William Alexander at Rain Taxi book review writes:

Here's the punch line: Old King Hamlet was an inadequate king because he was gay, an evil person because he was gay, and, ultimately, a demonic and ghostly father of lies who convinces young Hamlet to exact imaginary revenge on innocent people. The old king was actually murdered by Horatio, in revenge for molesting him as a young boy—along with Laertes, and Rosencrantz, and Guildenstern, thereby turning all of them gay. We learn that Rosencrantz and Guildenstern are now "as fusty and peculiar as an old married couple. I pity the woman who tries to wed her way into that house."

Hamlet is damned for all the needless death he inflicts, and Dead Gay Dad will now do gay things to him for the rest of eternity: "Welcome to Hell, my beautiful son.
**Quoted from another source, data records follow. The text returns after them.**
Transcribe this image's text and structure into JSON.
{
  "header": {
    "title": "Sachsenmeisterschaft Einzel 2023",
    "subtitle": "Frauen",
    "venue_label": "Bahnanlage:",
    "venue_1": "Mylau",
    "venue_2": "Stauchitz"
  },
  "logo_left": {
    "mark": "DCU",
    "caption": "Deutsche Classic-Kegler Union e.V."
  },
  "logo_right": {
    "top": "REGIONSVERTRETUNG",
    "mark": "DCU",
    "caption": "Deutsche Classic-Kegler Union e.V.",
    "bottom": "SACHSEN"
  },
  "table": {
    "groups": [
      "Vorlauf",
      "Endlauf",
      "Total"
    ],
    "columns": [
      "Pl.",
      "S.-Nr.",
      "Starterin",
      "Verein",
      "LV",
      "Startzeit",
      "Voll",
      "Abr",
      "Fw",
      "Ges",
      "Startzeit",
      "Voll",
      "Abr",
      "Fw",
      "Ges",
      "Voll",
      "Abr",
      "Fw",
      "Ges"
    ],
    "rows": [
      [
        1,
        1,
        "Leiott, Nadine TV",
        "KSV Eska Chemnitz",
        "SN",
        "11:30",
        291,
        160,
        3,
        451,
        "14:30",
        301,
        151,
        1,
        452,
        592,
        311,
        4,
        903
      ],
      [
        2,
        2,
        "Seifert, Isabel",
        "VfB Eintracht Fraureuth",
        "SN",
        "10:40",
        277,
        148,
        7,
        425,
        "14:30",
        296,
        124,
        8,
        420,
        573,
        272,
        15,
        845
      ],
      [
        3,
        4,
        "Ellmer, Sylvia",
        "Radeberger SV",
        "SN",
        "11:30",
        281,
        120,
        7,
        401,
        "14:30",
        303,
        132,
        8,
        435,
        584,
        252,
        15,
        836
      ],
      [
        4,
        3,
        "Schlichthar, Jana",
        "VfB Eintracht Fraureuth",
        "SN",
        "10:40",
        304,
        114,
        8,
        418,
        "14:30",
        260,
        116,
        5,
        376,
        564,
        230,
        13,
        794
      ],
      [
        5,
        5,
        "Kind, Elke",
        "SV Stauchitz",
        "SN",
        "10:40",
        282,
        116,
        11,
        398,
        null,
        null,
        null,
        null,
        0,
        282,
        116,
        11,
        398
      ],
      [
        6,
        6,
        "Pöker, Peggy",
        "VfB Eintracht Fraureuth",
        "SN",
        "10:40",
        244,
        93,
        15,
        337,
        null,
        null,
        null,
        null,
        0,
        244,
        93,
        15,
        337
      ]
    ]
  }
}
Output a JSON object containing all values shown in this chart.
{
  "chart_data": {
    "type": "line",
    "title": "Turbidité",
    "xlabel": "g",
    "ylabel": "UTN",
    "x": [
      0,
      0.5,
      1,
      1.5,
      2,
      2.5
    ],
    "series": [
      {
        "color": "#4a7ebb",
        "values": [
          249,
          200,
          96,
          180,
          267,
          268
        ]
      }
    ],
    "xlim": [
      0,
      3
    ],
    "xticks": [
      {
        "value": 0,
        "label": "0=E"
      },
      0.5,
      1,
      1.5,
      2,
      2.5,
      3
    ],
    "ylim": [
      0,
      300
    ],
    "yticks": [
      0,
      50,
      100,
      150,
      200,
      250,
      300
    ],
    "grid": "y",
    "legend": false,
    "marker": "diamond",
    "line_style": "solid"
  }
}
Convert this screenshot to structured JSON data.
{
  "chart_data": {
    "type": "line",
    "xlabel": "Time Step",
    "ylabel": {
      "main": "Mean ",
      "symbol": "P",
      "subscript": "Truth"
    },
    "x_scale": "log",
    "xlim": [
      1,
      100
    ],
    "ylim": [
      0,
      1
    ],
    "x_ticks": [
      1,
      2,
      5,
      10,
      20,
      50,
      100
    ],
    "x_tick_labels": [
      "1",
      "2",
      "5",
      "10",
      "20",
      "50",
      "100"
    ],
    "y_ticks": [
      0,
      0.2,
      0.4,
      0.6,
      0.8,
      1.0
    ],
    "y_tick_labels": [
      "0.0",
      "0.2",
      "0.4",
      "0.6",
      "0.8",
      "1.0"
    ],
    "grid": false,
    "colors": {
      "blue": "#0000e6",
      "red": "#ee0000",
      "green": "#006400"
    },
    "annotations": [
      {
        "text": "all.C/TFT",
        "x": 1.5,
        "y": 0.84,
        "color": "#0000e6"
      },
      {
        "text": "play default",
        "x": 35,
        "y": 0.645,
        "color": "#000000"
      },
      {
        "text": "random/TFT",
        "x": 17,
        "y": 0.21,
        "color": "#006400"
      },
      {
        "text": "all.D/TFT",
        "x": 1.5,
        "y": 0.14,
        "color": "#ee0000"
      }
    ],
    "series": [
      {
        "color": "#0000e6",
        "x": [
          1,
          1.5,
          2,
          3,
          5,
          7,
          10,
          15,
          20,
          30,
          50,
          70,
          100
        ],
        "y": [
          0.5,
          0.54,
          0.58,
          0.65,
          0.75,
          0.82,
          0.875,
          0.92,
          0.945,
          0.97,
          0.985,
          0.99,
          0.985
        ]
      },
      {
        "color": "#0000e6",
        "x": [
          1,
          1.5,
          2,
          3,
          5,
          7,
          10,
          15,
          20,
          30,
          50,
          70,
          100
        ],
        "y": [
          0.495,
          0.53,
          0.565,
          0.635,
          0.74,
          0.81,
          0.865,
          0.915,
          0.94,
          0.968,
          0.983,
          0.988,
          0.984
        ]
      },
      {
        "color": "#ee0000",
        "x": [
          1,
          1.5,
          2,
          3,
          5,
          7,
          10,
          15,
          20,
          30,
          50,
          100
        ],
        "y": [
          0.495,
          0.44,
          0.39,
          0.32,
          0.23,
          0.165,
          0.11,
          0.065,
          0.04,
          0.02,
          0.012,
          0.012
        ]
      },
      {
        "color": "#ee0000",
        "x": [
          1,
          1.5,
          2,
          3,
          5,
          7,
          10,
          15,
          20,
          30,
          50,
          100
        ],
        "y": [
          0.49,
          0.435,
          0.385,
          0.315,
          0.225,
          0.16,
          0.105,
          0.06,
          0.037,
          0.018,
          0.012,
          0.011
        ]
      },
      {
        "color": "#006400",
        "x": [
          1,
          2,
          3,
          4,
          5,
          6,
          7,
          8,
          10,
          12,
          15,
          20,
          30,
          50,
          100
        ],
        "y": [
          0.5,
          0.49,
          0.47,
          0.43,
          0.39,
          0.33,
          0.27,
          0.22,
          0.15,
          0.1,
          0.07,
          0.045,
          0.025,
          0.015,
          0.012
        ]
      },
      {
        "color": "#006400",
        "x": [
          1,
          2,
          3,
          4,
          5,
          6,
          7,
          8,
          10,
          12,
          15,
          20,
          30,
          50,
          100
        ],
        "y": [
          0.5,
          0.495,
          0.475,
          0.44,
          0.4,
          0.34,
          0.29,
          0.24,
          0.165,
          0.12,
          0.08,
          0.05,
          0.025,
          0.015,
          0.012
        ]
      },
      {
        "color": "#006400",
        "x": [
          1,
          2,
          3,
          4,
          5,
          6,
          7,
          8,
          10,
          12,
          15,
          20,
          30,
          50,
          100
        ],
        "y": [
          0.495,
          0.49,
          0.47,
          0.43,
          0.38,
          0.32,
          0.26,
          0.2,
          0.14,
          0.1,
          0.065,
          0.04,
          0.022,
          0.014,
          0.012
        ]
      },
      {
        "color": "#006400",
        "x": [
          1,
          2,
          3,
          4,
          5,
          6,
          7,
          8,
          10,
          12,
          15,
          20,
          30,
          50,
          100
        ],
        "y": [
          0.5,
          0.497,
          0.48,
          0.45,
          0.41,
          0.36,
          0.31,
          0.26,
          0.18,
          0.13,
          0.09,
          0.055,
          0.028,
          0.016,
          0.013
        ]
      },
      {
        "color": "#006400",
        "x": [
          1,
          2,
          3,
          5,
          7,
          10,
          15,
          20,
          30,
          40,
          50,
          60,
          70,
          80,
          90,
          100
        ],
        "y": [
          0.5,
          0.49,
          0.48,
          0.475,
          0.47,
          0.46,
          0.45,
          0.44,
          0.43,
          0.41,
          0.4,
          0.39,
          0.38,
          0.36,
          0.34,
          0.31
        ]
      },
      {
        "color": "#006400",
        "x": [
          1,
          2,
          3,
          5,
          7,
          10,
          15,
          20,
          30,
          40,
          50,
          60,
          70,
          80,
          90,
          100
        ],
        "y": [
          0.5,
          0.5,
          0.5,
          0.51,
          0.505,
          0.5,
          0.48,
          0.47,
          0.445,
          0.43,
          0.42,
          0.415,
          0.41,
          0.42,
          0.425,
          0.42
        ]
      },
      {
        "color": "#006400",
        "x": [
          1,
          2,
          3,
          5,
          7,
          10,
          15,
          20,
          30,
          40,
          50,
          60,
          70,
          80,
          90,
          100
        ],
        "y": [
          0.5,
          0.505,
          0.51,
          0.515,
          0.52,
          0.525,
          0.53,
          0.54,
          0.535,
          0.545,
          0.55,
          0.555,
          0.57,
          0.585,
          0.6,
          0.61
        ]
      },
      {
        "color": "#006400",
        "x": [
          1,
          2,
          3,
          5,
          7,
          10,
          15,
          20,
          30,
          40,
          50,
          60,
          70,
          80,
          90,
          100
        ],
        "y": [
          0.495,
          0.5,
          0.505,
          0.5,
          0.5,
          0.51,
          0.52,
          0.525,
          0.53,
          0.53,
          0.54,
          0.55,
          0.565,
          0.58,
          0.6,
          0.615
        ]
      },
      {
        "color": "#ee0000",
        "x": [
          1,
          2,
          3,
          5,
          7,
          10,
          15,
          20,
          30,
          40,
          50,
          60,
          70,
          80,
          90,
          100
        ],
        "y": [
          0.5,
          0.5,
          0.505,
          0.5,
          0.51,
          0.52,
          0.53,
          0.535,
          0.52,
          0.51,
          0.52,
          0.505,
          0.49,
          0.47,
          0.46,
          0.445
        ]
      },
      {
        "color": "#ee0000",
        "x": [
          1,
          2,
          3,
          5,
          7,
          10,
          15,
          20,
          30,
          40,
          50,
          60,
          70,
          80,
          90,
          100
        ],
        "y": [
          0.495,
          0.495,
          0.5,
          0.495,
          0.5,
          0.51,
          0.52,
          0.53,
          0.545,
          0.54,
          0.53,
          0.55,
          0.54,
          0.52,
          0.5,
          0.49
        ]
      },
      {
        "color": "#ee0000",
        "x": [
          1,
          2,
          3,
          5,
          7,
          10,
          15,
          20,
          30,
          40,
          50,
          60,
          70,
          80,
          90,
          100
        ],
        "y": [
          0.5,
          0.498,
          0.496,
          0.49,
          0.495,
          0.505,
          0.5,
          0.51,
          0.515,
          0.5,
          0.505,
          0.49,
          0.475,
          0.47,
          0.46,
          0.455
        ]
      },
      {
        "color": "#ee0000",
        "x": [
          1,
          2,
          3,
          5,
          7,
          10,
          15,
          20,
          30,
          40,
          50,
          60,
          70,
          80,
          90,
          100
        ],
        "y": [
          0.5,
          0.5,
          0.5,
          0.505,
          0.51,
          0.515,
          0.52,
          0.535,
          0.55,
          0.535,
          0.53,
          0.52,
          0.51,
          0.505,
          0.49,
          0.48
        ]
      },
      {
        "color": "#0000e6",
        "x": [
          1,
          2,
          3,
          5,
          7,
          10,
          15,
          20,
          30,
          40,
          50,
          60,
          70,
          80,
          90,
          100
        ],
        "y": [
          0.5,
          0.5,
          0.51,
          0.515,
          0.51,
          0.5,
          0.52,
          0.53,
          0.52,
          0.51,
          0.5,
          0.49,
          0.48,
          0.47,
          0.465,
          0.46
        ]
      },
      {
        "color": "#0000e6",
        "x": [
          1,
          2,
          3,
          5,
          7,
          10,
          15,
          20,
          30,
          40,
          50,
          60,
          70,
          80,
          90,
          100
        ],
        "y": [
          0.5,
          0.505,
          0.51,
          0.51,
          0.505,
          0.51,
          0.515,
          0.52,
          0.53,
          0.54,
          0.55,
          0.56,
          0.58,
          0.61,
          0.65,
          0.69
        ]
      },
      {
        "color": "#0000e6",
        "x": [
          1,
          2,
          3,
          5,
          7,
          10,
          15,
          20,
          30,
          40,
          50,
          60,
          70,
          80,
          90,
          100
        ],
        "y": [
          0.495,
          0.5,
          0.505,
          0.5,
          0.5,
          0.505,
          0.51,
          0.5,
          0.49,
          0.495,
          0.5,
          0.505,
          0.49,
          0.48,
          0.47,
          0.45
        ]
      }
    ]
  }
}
At last we'll be together as I always longed for us to be."

All of this is as horrifying as it is ridiculous. It is not, however, surprising that Orson Scott Card's primary purpose is to slander ten percent of the human race. He recently joined the board of the National Organization for Marriage, an institution which exists solely to crush gay civil rights wherever they emerge.

Check out a sample of Card's prior writings on gay people here.

Adds Jeremy Hooper: "How long before NOM has him rewriting The Merchant of Venice so that said merchant is cast out of business for refusing to photograph a lesbian wedding? Or maybe Romeo & Juliet 2, where the lovers are tragically fated not because of family strife, but rather because of the committed gay couple in the castle down the road?  Or perhaps The Merry Wives of Windsor rebranded as a warning sign about same-sex marriage leading to polygamy?  So many options!"